Still, there's psi on the fantasy side of the divide, with the "MAGIC" label slapped over it. The author who gets psi in her space adventure (notwithstanding the Force or the Betazoids) may meet with fastidious flinching and "we can't sell this." The categories are firm, and while there's "interstitial" and "intergenre," those are narrowly defined and equally specific. You can have a science-fiction mystery or a cyberpunk space opera, but a trope from fantasy Column B in your science-fiction Column A? Not so much. Especially if it also mixes up the age groups (YA? Adult? Both? Neither?).

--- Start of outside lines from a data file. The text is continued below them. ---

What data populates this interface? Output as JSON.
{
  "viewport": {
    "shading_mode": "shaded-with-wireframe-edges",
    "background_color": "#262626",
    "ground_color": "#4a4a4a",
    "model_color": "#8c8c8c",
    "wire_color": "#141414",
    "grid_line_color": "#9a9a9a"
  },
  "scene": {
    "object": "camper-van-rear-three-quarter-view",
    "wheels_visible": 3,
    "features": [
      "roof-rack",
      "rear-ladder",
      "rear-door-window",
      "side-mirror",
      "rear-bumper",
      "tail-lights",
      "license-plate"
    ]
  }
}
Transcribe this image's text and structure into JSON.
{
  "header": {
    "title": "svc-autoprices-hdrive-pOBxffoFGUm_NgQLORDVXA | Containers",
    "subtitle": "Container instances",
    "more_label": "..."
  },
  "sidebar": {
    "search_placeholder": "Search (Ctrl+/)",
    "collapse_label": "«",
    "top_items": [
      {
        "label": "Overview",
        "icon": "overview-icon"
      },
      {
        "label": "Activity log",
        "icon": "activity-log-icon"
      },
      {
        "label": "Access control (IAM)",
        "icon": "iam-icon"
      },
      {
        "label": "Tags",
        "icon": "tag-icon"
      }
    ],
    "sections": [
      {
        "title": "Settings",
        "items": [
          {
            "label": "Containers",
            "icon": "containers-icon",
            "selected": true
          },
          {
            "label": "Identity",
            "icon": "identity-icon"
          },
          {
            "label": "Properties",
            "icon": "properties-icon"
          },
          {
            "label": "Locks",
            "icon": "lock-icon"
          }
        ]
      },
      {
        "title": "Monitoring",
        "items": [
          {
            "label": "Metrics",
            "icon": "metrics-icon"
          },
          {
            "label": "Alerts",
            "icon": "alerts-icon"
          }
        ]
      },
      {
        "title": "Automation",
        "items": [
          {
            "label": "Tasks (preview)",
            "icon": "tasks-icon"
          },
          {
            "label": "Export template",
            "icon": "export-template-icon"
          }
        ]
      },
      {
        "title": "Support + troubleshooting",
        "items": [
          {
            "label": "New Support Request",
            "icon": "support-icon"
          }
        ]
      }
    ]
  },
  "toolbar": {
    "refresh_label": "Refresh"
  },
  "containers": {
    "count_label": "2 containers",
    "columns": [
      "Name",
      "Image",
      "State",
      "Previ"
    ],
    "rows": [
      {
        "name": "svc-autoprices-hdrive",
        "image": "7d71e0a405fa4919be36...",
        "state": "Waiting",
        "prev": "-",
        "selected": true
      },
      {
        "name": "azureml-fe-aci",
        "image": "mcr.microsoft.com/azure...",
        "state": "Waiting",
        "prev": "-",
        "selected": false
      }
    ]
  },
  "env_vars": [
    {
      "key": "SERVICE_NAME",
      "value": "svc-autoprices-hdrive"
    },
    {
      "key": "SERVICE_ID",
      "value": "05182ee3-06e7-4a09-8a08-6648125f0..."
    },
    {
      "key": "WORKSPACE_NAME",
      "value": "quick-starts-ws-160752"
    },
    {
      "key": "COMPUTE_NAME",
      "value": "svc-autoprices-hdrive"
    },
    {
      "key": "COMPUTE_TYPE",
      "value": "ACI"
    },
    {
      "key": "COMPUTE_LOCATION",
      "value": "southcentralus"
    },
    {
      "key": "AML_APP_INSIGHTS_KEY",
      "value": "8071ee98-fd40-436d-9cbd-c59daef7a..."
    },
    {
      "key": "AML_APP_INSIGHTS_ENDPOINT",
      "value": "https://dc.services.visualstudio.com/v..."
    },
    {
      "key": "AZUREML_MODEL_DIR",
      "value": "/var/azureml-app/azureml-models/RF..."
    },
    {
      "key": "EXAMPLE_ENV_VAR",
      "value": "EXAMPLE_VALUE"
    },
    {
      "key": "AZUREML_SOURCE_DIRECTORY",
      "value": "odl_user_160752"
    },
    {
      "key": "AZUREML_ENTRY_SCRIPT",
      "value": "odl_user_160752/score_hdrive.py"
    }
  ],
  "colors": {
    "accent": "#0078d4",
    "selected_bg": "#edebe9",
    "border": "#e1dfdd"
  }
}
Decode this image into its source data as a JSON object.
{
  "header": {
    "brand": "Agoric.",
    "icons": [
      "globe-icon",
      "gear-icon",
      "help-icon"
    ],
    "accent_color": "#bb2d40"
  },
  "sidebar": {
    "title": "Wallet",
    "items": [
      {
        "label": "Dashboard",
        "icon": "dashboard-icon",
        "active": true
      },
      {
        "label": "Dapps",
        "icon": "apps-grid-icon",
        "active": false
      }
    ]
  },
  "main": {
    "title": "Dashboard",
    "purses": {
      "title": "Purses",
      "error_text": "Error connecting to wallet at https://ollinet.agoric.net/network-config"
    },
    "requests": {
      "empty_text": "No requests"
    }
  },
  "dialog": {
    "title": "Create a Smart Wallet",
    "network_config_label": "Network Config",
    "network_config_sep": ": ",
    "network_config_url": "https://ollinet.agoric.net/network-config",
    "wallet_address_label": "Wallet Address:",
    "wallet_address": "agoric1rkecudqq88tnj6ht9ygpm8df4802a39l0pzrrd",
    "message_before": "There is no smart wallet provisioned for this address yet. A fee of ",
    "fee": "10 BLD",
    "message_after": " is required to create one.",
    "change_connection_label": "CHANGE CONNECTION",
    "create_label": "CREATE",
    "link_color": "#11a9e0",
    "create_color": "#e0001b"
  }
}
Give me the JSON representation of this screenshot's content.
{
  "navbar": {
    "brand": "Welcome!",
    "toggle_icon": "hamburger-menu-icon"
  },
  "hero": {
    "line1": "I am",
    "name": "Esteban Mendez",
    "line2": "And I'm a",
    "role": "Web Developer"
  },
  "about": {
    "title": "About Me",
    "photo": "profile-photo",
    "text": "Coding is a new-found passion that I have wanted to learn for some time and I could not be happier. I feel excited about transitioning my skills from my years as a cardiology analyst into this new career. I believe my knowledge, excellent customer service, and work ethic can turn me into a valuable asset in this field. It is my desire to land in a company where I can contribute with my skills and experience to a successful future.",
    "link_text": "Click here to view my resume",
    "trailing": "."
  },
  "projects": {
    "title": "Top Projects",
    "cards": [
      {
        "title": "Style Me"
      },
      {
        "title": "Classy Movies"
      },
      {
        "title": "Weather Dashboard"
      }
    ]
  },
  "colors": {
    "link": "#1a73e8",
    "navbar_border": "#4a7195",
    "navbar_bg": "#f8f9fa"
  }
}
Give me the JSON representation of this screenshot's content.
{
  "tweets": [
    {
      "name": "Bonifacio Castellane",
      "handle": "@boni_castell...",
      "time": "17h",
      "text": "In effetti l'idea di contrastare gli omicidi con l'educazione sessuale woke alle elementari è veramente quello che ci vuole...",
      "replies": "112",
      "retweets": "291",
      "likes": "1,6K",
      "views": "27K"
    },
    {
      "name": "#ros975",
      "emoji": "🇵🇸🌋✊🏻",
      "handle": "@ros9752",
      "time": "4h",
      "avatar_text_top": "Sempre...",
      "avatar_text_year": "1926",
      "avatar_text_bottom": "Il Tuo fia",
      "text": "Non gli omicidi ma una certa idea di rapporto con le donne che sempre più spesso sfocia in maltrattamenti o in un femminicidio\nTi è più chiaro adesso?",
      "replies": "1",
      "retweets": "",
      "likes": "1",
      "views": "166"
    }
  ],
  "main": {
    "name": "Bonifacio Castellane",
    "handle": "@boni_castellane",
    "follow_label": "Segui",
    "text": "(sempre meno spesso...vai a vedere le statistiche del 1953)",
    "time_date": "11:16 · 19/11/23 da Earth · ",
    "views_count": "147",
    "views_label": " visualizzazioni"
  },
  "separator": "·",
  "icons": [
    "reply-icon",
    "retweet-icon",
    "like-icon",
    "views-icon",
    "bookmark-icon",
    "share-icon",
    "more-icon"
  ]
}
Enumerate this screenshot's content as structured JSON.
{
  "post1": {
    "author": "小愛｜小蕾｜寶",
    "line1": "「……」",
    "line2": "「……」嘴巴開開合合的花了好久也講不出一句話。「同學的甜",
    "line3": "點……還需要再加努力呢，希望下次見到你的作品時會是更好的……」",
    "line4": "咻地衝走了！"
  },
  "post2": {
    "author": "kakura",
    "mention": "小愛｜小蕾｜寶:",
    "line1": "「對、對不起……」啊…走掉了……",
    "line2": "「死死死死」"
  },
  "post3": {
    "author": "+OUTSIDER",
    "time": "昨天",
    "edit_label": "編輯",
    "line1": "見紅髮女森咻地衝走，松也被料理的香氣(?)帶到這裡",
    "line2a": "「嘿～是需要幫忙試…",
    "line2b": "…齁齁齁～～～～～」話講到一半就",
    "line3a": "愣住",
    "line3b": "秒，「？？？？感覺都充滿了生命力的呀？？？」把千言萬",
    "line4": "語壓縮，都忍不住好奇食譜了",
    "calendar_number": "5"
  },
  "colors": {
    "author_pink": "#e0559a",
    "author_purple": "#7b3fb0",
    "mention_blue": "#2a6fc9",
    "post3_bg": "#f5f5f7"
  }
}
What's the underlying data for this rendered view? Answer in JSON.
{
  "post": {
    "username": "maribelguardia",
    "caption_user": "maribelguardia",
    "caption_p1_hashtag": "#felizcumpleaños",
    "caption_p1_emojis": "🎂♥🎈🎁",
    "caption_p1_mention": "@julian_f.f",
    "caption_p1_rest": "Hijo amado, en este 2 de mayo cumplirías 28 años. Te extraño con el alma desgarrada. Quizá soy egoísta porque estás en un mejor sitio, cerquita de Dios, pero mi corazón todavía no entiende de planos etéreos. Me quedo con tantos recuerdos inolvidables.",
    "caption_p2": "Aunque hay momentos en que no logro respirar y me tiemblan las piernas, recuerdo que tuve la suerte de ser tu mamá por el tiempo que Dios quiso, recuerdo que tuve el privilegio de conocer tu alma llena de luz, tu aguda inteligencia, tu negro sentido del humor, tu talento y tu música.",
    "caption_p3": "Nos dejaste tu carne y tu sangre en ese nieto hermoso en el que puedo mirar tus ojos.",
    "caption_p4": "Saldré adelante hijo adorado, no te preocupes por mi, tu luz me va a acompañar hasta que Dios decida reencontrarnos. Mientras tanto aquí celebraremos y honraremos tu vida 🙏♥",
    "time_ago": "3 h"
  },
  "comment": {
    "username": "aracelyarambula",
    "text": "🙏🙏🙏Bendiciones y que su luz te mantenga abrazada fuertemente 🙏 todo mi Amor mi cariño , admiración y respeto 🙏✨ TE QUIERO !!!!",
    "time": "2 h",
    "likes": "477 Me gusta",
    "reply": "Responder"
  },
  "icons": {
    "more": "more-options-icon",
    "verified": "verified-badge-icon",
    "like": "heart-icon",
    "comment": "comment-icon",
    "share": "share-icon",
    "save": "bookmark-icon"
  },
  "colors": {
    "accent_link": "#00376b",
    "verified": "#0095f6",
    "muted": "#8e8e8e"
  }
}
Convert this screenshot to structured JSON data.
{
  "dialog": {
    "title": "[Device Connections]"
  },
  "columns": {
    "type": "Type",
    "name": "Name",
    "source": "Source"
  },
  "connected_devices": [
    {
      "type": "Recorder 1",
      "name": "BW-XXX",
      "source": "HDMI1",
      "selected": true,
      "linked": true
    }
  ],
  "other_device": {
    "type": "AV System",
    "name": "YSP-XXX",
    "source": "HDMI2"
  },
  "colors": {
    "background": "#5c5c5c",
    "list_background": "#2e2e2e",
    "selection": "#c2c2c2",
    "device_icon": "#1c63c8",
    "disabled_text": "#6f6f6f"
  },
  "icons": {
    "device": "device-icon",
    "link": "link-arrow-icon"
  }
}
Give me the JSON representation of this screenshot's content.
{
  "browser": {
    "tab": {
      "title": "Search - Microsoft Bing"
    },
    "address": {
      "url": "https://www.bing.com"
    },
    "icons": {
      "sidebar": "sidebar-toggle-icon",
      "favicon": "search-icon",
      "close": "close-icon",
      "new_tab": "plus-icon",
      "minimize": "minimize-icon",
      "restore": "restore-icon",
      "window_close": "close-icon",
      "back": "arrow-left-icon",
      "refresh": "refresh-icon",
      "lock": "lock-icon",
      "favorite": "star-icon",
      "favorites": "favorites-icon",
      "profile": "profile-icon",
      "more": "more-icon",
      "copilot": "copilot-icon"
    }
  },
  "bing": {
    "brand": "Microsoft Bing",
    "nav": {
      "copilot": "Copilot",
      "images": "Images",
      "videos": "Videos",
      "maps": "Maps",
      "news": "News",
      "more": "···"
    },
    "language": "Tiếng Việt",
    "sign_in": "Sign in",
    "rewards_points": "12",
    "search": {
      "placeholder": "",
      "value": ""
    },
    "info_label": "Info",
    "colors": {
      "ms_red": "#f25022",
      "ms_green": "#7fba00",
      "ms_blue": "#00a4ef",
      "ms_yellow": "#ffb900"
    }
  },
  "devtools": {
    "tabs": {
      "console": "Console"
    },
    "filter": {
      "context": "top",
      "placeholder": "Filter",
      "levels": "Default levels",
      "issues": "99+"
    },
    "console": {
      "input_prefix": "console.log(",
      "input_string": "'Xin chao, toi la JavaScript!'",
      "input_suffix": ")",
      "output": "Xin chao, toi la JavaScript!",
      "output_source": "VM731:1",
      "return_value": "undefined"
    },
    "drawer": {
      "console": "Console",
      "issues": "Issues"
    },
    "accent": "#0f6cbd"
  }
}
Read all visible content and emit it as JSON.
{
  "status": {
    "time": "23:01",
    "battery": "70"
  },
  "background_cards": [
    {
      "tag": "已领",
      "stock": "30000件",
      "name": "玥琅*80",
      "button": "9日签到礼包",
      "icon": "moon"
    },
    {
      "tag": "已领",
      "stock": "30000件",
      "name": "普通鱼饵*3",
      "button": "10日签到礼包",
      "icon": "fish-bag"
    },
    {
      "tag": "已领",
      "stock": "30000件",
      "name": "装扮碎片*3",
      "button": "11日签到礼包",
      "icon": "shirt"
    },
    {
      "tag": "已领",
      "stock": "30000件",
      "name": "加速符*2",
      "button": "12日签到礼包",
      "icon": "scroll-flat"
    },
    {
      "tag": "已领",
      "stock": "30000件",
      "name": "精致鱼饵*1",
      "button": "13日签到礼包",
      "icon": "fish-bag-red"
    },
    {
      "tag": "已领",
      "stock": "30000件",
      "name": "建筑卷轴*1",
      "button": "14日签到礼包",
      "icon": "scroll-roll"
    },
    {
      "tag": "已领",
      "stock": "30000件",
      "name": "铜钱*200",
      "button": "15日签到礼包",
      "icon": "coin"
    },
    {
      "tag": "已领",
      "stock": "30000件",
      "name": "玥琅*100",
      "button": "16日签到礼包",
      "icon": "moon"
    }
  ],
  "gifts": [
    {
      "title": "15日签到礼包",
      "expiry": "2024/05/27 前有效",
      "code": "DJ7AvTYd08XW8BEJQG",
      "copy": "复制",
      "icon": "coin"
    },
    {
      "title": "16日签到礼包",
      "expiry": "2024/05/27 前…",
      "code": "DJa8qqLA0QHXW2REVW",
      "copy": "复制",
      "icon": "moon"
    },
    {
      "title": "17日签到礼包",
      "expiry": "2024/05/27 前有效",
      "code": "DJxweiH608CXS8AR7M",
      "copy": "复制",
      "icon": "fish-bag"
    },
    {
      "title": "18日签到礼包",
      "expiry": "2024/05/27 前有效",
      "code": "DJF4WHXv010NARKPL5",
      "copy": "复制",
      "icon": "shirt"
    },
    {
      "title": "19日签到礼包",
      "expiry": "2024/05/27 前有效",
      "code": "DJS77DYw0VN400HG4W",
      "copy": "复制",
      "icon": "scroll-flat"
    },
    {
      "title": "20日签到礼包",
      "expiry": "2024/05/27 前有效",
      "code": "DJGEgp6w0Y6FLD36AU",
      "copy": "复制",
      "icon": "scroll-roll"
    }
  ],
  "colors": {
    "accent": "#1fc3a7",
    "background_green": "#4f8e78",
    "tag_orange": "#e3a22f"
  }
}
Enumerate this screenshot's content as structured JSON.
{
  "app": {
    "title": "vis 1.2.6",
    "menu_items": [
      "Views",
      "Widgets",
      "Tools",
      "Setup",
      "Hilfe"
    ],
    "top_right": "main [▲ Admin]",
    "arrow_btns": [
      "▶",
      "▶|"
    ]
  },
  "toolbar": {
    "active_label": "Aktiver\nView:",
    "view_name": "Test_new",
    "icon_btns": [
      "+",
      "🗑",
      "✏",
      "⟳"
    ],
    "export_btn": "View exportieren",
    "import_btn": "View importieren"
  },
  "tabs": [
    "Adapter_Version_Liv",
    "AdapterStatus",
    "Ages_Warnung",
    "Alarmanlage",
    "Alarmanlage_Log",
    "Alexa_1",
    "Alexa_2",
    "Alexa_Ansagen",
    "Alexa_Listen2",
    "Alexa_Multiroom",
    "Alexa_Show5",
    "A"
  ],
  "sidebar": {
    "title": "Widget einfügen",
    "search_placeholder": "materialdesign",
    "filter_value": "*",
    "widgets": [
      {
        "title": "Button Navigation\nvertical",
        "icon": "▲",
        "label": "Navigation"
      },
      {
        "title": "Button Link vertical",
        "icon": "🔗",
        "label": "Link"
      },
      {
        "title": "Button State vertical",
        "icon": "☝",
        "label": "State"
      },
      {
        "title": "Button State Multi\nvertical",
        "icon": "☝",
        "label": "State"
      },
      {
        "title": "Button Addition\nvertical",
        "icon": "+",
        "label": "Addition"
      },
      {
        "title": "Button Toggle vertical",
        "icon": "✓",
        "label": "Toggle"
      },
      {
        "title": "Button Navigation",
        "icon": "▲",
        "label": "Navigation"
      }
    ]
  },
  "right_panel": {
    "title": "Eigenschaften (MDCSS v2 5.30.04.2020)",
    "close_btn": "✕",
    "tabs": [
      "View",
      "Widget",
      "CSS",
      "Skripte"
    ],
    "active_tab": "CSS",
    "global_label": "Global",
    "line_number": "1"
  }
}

The ebook boom and the rise of independent publishing--now well on its way to respectability--has been a serious game-changer for authors who can't or won't color correctly inside the lines. Marketing categories still prevail, but there's much more choice and far fewer restrictions. If even a few readers will read it, pretty much anything goes. Even science fiction with fantasy cooties. Or technology that's crossed the line into magic. Or psi powers. With or without the help of technology.
So maybe psi in science fiction will come back. We're seeing so many different variations on the genre now, and so much exuberance, and a good amount of crossing over and some work that isn't even categorizable (Martha Wells' Raksura, anyone?). Why not a new vogue for mind powers in our science-fictional worlds?